Biased coin with a $3/4$ chance to land on the side it was before the flip Consider a hypothetical coin (with two sides: heads and tails) that has a $3/4$ probability of landing on the side it was before the flip (meaning, if I flip it starting heads-up, then it will have an only $1/4$ probability of landing tails-up). If it begins on heads, what is the probability that it is on tails after 10 flips? What about 100 flips? Assume that each flip starts on the same side as it landed on the previous flip.
Note: this is not a homework problem, just something I thought up myself.
 A: Let $p_n$ be the probability the coin is on tails after $n$ flips. Note that $p_0=0$. 
The coin can be on tails after $n+1$ flips in two different ways: (i) it was  on tails after $n$ flips, and the next result was a tail or (ii) it was on heads after $n$ flips, and the next result was a tail. 

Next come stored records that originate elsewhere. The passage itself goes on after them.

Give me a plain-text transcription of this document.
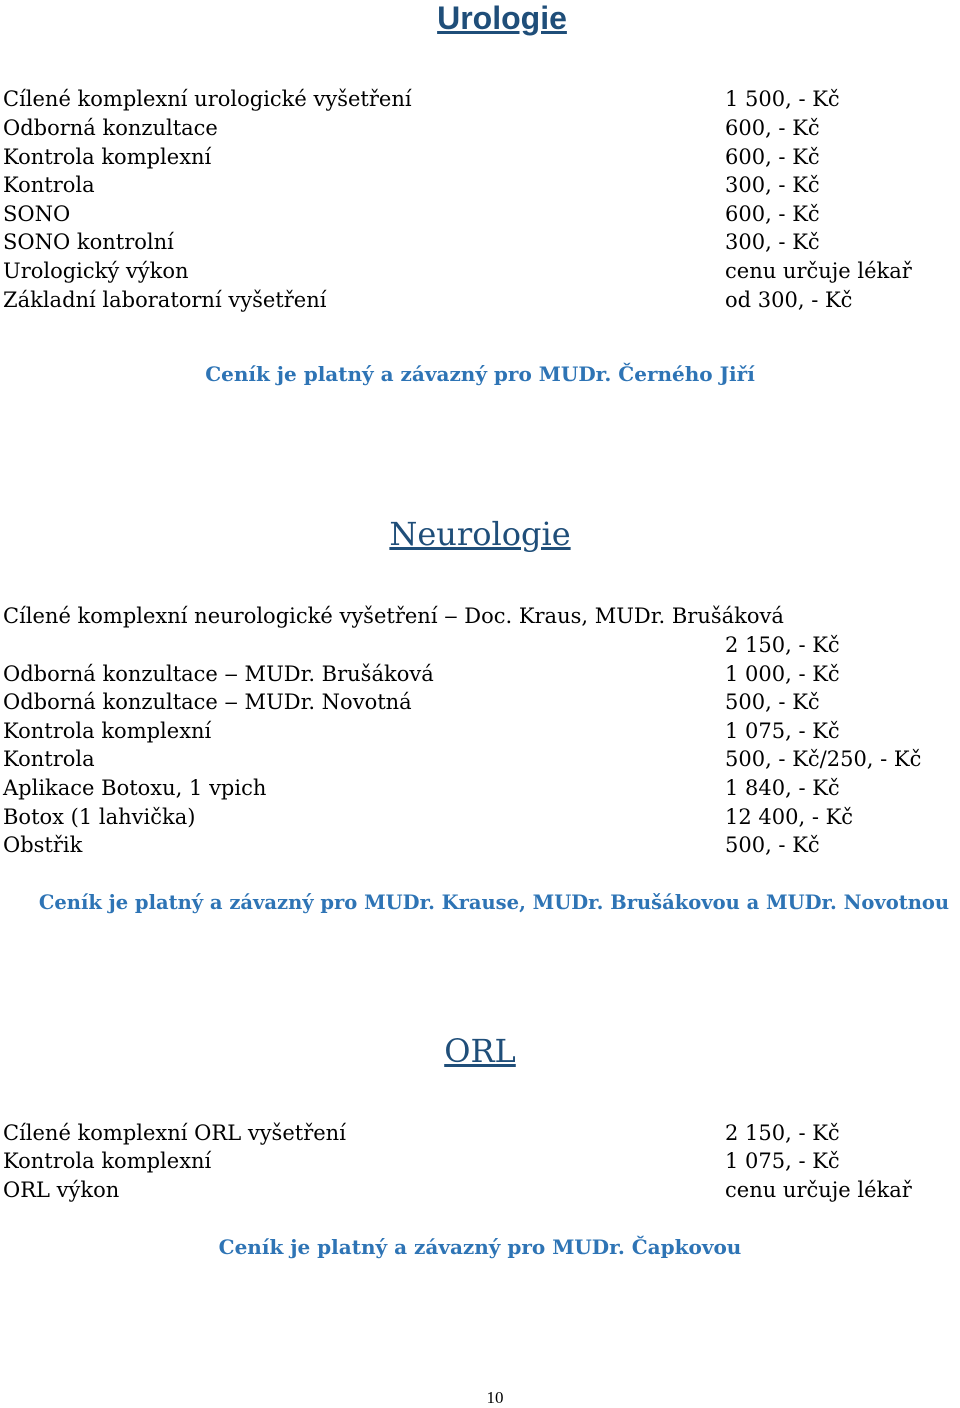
Urologie
Cílené komplexní urologické vyšetření	1 500, - Kč
Odborná konzultace	600, - Kč
Kontrola komplexní	600, - Kč
Kontrola	300, - Kč
SONO	600, - Kč
SONO kontrolní	300, - Kč
Urologický výkon	cenu určuje lékař
Základní laboratorní vyšetření	od 300, - Kč

Ceník je platný a závazný pro MUDr. Černého Jiří

Neurologie
Cílené komplexní neurologické vyšetření ‒ Doc. Kraus, MUDr. Brušáková
2 150, - Kč
Odborná konzultace ‒ MUDr. Brušáková	1 000, - Kč
Odborná konzultace ‒ MUDr. Novotná	500, - Kč
Kontrola komplexní	1 075, - Kč
Kontrola	500, - Kč/250, - Kč
Aplikace Botoxu, 1 vpich	1 840, - Kč
Botox (1 lahvička)	12 400, - Kč
Obstřik	500, - Kč

Ceník je platný a závazný pro MUDr. Krause, MUDr. Brušákovou a MUDr. Novotnou

ORL
Cílené komplexní ORL vyšetření	2 150, - Kč
Kontrola komplexní	1 075, - Kč
ORL výkon	cenu určuje lékař

Ceník je platný a závazný pro MUDr. Čapkovou

10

The probability of (i) is $(3/4)p_n$ and the probability of (ii) is $(1/4)(1-p_n)$. Thus
$$p_{n+1}=\frac{1}{4}+\frac{1}{2}p_n.\tag{1}$$
Solve this recurrence relation. The general solution of the homogeneous recurrence $p_{n+1}=\frac{1}{2}p_n$ is $A\cdot \frac{1}{2^n}$. A particular solution of the recurrence (1) is $\frac{1}{2}$. So the general solution of the recurrence (1) is
$$p_{n}=A\cdot \frac{1}{2^n}+\frac{1}{2}.$$
Set $p_0=0$ to find $A$. We find that $p_n=\frac{1}{2}-\frac{1}{2^{n+1}}$.
A: If you mean that $\Pr(H_i|H_{i-1}) = \Pr(T_i|T_{i-1}) = 3/4$ for all $i$, then this is a two-state homogeneous Markov chain.  The transition matrix is
$$
P = \begin{pmatrix}
3/4 & 1/4 \\
1/4 & 3/4
\end{pmatrix}.
$$
This should get you started....
I'd comment but I don't have the rep, strangely you require 50.
Also, with regards to the bias in a coin flip, it's a paper by Diaconis:
http://statweb.stanford.edu/~susan/papers/headswithJ.pdf
A: Let $p_n$ be the probability that the coin is heads up after $n$ tosses.  Then $p_0=1$ since it starts on heads, and
$$p_n=\frac34p_{n-1}+\frac14(1-p_{n-1})$$
which simplifies to
$$\left(p_n-\frac12\right)=\frac12\left(p_{n-1}-\frac12\right)\ .$$
Iterating,
$$p_n-\frac12=\Bigl(\frac12\Bigr)^{n+1}$$
so
$$p_n=\frac12+\Bigl(\frac12\Bigr)^{n+1}\ .$$
A: Another way of looking at it is to imagine that you toss two fair coins each time, using the second coin to choose between the first coin and the previous (originally heads). If the second coin always chooses the previous result then you end up with heads, while if at any point the second coin chooses the first coin then as this is fair the end result will have equal probability of being heads or tails. The chances of the latter being $1-\frac1{2^n}$, the chance of the final result being tails is therefore half of that.
A: $p_n(\text{heads}) = \frac 3 4p_{n-1}(\text{heads}) + \frac 1 4 (1 - p_{n-1}(\text{heads}))$
$p_n(\text{heads}) = \frac 1 4 + \frac 1 2p_{n-1}(\text{heads})$
$p_1(\text{heads}) = \frac 3 4$

Everyone else beat me too it. Was still writing the recurrence relation. :\

A: Any solution with the words "heads" and "tails" is doing extra work.
We want the chance of an odd number of reversals, each with probability $p=1/4$, to happen in $n$ independent trials.   The coin briefly remembers its current state but not whether that state was reached by reversing on the previous trial.  This makes the reversals independent of each other.
From the binomial theorem that probability is  $$\frac{((1-p)+p)^n - ((1-p) - p)^n)}{2} = \frac{1}{2} - \frac{(1 - 2p)^n}{2}$$ which is consistent with the other solutions and shows that the 
$(1/2)^{n}$ exponential decay of the "memory" is really a power of $(1-2p)$.